There looks to be an end in sight for eye-sore building sites in Christchurch's central city.

In 2017 the Christchurch City Council created a 'Dirty 30' list of buildings which had been left abandoned after the 2011 earthquakes.

Seven years on, that list is now down to a final three, after council officials put pressure on the owners of earthquake-damaged buildings to clean them up.

However, the city council admits they still haven't received any plans around the last remaining sites, describing them as "sites where the intentions are yet to be confirmed or are subject to an insurance dispute".

A derelict building at 205 Manchester St is one of three remaining properties the council wants cleaned up.

Other offenders are the former Two Fat Indians restaurant on Manchester St and the PWC Building site on Armagh St.

One of the three remaining 'Dirty 30' buildings at 205 Manchester St has remained derelict since...
One of the three remaining 'Dirty 30' buildings at 205 Manchester St has remained derelict since it was damaged in the 2011 earthquakes. Photo: Geoff Sloan
The council says 13 sites previously on their list now have a "commitment to action", and insists officials will keep the pressure on to make sure those plans do happen.
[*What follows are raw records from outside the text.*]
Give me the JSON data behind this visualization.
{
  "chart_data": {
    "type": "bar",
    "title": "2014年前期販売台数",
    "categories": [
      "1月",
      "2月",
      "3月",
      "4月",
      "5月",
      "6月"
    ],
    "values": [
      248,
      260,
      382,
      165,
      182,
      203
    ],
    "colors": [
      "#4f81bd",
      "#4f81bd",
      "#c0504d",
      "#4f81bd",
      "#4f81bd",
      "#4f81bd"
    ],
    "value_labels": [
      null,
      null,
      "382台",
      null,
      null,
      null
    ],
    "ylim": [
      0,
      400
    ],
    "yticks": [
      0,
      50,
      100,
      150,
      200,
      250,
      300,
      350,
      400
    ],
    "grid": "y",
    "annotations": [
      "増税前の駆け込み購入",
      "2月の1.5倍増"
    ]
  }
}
One of those sites, the Harley Chambers on Cambridge Terrace, now has new owners. It is set to be demolished soon to make way for a new project.

In Cathedral Square, demolition work is nearing completion, which will allow redevelopment of what was the former Rydges Hotel to begin.

Progress is also being made on a large eye-sore crater, which previously housed the Holiday Inn on the corner of Cashel and High Sts, which is being filled in to make way for a new commercial development.

The council believes its clean-up work has been helped by certainty around some of the city's larger anchor projects.

Progress on Te Kaha stadium and Parakiore Recreation and Sport Centre giving the private sector more confidence in the future.